New Orleans, always known for a vibrant music scene, was the first to usher in the dramatic art form of opera to an appreciative young nation.
One reader’s question: Was New Orleans the first American city to have an opera house?
Philadelphia is commonly credited with the oldest existing opera house in the United States — the Academy of Music opened in 1857 and is still operating today.
However, OperaCréole founder and Artistic Director Givonna Joseph turned to the long-destroyed Théâtre d’Orléans to credit New Orleans with the first opera house in the U.S.
Joseph, whose organization is dedicated to uplifting and reviving Black opera traditions in New Orleans, discussed the popularity of the music in New Orleans.
“Opera in New Orleans was like pop music,” she said. “It was for everybody.”
The earliest documentation of a New Orleans opera performance was in 1796, the opera “Sylvain,” by Andre Gretry. Joseph and other researchers believe opera was almost certainly performed earlier, based on other correspondence and research from the time period. She credits New Orleans with popularizing the art form.
Opera quickly became a growing presence in the local theater scene, and a proper space was needed to house these performances. The Théâtre d’Orléans, located on Orleans Avenue between Royal Street and Bourbon Street, opened to the public in 1815, according to the research of Henry Arnold Kmen, in his book, “Music in New Orleans: The Formative Years, 1791–1841.”

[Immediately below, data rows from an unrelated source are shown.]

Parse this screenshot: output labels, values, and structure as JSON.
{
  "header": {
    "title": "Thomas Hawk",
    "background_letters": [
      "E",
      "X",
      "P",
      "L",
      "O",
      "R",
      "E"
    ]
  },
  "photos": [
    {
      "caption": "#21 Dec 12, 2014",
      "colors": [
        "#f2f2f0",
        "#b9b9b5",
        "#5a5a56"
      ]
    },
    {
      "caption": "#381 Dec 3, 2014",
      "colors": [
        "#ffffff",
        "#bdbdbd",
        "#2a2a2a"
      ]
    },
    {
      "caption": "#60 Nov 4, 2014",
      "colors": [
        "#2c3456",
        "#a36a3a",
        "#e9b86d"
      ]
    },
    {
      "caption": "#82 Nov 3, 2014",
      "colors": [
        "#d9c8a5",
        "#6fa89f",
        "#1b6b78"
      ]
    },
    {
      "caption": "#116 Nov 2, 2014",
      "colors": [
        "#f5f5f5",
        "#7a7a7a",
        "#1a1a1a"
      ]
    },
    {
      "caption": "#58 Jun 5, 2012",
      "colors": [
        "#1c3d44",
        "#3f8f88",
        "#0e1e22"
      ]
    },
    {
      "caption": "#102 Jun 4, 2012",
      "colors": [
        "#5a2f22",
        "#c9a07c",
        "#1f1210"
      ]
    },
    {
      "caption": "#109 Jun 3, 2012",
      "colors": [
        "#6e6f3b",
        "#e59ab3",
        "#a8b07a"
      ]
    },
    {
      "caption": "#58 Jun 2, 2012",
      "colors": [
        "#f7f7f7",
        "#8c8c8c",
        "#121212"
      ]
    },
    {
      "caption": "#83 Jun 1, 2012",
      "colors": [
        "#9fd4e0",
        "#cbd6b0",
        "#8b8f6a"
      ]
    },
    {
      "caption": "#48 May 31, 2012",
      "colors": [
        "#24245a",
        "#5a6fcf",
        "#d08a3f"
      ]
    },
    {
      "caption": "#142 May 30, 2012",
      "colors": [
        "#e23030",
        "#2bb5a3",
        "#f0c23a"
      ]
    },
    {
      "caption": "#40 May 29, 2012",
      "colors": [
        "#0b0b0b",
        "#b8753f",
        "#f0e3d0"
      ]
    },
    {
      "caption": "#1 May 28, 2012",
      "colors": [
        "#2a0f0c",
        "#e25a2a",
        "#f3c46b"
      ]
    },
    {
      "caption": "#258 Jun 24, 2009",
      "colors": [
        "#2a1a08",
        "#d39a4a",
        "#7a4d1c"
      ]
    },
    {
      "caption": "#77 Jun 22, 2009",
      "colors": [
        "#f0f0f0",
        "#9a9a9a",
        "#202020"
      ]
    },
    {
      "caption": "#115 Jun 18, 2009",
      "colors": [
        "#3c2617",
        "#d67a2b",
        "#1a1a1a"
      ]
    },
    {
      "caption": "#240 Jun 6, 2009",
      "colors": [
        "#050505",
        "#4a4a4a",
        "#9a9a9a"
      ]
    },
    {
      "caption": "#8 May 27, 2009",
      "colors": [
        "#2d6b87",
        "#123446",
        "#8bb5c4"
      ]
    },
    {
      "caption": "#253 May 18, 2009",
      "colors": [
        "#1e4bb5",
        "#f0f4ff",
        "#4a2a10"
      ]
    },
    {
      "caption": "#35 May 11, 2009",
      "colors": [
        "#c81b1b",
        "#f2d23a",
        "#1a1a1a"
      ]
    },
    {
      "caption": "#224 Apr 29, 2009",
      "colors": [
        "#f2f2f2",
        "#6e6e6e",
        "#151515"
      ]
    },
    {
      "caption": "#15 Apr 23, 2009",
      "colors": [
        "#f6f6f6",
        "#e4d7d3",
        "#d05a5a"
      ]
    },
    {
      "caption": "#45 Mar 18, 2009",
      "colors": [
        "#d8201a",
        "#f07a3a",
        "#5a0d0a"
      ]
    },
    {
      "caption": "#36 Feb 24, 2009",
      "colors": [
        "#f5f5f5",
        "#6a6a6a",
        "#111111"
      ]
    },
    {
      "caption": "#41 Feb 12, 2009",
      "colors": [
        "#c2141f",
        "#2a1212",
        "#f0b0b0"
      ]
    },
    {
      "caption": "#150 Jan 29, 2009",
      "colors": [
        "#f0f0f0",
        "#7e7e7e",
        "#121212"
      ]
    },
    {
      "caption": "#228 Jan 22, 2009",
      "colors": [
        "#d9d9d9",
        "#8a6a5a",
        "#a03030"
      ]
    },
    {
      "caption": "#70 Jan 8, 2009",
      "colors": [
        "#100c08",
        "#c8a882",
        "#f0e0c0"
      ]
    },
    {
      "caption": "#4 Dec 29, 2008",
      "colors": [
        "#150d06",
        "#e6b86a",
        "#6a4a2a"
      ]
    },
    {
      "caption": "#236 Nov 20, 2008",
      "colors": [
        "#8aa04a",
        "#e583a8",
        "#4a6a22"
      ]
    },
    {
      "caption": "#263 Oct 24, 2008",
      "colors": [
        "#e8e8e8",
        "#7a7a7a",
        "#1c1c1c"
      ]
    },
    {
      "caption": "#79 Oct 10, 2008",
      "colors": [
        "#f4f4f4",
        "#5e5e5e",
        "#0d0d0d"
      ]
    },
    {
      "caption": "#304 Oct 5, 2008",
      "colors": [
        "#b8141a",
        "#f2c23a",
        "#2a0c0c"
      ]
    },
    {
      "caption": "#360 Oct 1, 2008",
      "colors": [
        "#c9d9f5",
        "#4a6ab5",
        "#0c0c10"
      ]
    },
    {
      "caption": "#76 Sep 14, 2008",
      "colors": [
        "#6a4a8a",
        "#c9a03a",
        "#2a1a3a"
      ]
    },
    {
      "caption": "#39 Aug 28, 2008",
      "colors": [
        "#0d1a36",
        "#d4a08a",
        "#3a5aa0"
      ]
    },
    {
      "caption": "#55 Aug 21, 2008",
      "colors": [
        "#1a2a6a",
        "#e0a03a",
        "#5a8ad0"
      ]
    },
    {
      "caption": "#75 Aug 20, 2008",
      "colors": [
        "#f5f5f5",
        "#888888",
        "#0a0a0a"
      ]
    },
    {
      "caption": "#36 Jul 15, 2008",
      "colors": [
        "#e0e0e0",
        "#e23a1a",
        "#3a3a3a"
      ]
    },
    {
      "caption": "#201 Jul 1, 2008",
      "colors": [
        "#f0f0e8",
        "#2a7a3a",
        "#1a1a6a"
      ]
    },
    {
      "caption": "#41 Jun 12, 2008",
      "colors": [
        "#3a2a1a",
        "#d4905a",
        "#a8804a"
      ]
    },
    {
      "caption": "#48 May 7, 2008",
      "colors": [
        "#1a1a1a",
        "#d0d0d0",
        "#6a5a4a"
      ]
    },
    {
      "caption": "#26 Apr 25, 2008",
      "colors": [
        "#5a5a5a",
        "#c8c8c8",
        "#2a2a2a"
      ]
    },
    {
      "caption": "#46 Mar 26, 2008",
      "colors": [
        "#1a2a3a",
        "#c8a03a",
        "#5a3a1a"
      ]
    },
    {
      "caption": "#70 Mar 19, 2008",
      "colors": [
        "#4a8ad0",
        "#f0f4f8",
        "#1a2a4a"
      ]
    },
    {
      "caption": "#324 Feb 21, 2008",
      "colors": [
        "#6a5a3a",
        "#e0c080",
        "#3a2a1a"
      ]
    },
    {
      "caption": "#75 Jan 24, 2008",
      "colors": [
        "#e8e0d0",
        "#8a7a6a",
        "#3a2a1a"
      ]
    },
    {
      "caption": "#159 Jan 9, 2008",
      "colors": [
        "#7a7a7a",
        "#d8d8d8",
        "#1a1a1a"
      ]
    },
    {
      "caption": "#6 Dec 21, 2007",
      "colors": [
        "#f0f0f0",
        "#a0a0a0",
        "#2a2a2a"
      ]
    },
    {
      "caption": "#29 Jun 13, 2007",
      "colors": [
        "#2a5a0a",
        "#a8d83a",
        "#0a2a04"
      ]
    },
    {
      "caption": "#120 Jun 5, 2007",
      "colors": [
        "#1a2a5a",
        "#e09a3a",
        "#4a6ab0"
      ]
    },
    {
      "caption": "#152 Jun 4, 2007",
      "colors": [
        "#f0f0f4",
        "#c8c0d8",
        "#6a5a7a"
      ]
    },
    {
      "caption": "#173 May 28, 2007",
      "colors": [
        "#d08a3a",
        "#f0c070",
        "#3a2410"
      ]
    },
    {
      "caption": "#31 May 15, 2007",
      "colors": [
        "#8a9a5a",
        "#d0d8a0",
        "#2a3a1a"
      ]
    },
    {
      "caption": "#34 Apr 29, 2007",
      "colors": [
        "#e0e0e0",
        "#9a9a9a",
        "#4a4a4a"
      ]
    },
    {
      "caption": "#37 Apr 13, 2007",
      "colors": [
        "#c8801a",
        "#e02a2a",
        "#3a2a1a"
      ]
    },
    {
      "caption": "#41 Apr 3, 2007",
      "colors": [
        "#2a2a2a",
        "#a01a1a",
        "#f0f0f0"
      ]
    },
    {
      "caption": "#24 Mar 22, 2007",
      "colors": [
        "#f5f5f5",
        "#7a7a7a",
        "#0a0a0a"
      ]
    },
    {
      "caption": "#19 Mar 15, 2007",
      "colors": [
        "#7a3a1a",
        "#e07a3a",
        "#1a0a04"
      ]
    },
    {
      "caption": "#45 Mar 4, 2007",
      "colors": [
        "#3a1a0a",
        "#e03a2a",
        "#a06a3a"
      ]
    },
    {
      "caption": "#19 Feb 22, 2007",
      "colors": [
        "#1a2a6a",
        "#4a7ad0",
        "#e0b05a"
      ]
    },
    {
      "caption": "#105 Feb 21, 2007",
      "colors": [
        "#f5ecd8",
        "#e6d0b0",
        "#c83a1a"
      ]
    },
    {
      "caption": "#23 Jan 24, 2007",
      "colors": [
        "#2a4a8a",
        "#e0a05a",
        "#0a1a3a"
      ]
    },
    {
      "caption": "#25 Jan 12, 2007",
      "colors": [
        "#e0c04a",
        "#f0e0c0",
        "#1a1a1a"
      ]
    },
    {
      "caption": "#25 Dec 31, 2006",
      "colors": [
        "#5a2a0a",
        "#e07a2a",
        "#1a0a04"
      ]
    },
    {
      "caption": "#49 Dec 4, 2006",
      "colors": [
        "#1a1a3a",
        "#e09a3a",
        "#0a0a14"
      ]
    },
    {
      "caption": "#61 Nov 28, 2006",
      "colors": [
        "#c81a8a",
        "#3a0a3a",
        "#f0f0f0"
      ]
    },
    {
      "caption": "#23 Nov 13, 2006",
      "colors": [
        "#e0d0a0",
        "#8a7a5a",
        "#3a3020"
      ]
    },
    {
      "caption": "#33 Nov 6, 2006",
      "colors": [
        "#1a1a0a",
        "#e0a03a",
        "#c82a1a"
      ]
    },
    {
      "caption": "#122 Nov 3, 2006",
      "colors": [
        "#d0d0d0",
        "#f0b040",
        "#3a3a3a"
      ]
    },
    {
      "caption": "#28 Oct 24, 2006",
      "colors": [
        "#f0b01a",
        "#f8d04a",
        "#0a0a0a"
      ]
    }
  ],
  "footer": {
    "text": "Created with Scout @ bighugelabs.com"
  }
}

The building, which had taken years to build due to constant funding and construction struggles, was soon destroyed by fire in 1816. Rebuilt and reopened in 1819, the theater became a lodestone for U.S. opera. A flood of theater spaces would follow, including the Camp Street Theatre, the St. Charles Theatre and the New American Theatre.
“We were first in the country on many levels,” Joseph said. “We debuted over 200 operas in America for the first time. Sometimes we had two or three opera houses going at a time, and free people of color had the money to support them.
“We also learned that sometimes enslaved people who could hire themselves out on a Sunday —making money as iron workers and plasterers and all that and would use that money to buy their freedom — also bought a ticket to the opera.”
The city’s French Opera House, one of the grandest opera spaces in the city, was built in 1859 to great acclaim. Created in the style of European opera houses on the corner of Toulouse and Bourbon, the building had an orchestra pit, four tiers of seating and a gallery.
“There will be, we are convinced, no such elegant and commodious theatre in the country,” reads a Daily Picayune report on the near completion of the opera house, dated Oct. 25. 1859.
Many of these theatre spaces were destroyed by fire; the Théâtre d’Orléans fell prey to flame in 1866 and the French Opera House went ablaze in 1919.
“Unfortunately, some of these beautiful opera houses burned down,” Joseph said. “As I tell people, when you have to use real flame to light the stage, it becomes problematic.”